Renungan Harian
Minggu, 4 Juli 2021
Hari Minggu Biasa XIV
Bacaan I: Yeh. 2: 2-5
Bacaan II: 2Kor. 12: 7-10
Injil: Mrk. 6: 1-6
SEORANG teman, suaminya dalam dua hari terakhir merasakan bahwa badannya tidak enak dan merasa sakit tenggorokan. Pada hari kedua suaminya merasakan demam agak tinggi.
Dalam situasi merebaknya pandemi Covid-19 ini, beberapa teman menyarankan agar periksa ke dokter dan tes antigen untuk mengetahui apakah suaminya terpapar virus covid 19 atau tidak.
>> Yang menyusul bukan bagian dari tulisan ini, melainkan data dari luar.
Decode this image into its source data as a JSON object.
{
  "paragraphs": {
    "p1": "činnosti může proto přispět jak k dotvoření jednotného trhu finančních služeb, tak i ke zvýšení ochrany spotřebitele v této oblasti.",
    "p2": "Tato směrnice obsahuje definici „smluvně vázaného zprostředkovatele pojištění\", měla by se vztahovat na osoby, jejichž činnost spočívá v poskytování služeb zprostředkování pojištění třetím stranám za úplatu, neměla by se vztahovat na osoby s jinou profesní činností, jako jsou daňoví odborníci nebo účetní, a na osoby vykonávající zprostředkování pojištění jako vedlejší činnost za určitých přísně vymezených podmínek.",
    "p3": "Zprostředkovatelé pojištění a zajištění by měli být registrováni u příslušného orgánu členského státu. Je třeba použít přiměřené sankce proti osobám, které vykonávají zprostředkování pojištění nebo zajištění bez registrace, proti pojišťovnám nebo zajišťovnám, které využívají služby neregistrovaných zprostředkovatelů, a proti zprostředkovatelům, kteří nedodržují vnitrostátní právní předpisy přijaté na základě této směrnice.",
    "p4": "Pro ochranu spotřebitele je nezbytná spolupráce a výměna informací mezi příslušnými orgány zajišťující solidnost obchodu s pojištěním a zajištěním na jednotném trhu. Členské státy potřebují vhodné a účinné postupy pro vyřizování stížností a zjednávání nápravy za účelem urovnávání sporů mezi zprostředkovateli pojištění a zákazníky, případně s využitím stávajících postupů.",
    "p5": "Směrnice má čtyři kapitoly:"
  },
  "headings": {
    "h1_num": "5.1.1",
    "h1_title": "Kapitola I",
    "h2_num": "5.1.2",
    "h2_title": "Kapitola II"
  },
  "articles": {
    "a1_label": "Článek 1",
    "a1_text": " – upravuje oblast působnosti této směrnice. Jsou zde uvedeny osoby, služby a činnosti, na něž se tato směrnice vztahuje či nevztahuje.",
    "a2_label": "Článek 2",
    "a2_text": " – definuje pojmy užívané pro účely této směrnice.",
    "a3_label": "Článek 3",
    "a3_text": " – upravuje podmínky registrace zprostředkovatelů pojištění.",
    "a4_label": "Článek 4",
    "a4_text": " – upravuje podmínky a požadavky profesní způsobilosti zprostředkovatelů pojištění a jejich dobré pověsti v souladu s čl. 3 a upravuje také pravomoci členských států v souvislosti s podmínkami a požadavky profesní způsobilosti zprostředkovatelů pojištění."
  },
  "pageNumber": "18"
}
Namun saran teman-teman ini ditolak dengan alasan demam yang dialami akibat radang tenggorokan. Dan lagi menurut teman saya mereka hampir selalu pergi berdua.
Empat hari kemudian karena suatu urusan yang mengharuskan tes antigen, maka mereka melakukan tes antigen dan hasilnya suami terdeteksi positif Covid-19 sedang dirinya negatif.
Oleh karenanya, suami diminta untuk tes PCR untuk mendapatkan kepastian dan keakuratan.
Mengetahui hasil tes antigen itu teman saya langsung sewot dan mengatakan bahwa tidak mungkin kalau suaminya positif. Karena menurutnya, suami kemana-mana selalu bersama dengan dirinya.
Bahkan teman saya mulai mempertanyakan keabsahan dan kesahihan alat tes serta tempat tes antigen.
Teman-teman menghibur agar tetap tenang sambil berharap bahwa hasil tes PCR negatif. Tetapi teman saya ini dengan keras mengatakan bahwa tidak mungkin suaminya positif.
Esok hari, hasil tes PCR suaminya menunjukkan bahwa suaminya positif terpapar Covid- 19, maka dia disarankan untuk tes PCR juga.
Teman saya menolak bahwa suaminya positif, menurutnya ini tidak mungkin, dan berpikir untuk tes di tempat lain.
Teman-teman menyarankan tidak perlu tes di tempat lain, yang penting suaminya harus isolasi mandiri dan dirinya menjalani tes PCR.
Ternyata hasil tes PCR dia juga positif. Ia amat marah dan sedih; marah dan sedih karena bagaimana mungkin mereka terpapar virus Covid-19.
Dia jarang ke luar rumah, dan kalaupun keluar rumah selalu mematuhi protokol kesehatan. Dalam kemarahan dan kesedihannya dia mulai menyalahkan suami sebagai biang keladi dirinya terpapar.
Semua kemarahan dan kekesalan itu ditumpahkan ke suami dan segala sesuatu di luar dirinya. Ia merasa bahwa dirinya seharusnya tidak terpapar, dirinya tidak pantas menerima semua ini.
Ada yang dia lupa, bahwa dia dan suami sering pergi makan di luar dan banyak jalan-jalan.
Pengalaman penolakan dan pengingkaran dialami oleh banyak orang manakala sesuatu yang tidak diharapkan dan dipikirkan menimpa dirinya.
Dalam pengalaman menolak dan mengingkari hal yang paling sering muncul adalah menyalahkan orang lain atau sesuatu di luar dirinyal.
Menyalahkan orang lain atau sesuatu di luar dirinya menjadi hiburan semu, karena semakin “mengkambing hitamkan” orang lain atau sesuatu akan membuat penolakan semakin dalam dan menjadikan dirinya semakin tertekan.
Namun demikian “pengkambing hitaman” banyak dipilih hanya untuk menunjukkan bahwa dirinya bersih tidak bersalah, meski tidak membantu menyelesaikan masalah.
Sebagaimana sabda Tuhan hari ini sejauh diwartakan dalam Injil Markus, orang-orang Nasaret tidak mendapatkan apa yang mereka harapan dari Yesus.
Mereka merasa sebagai orang-orang sekampung akan mendapatkan apa yang mereka harapkan dan ternyata tidak mendapatkan.
Sehingga mereka menolak Yesus dan mengusir Dia. “Bukankah Ia ini tukang kayu, anak Maria?”
Bagaimana dengan aku?
Bagaimana keterbukaanku pada karya Allah dalam diriku?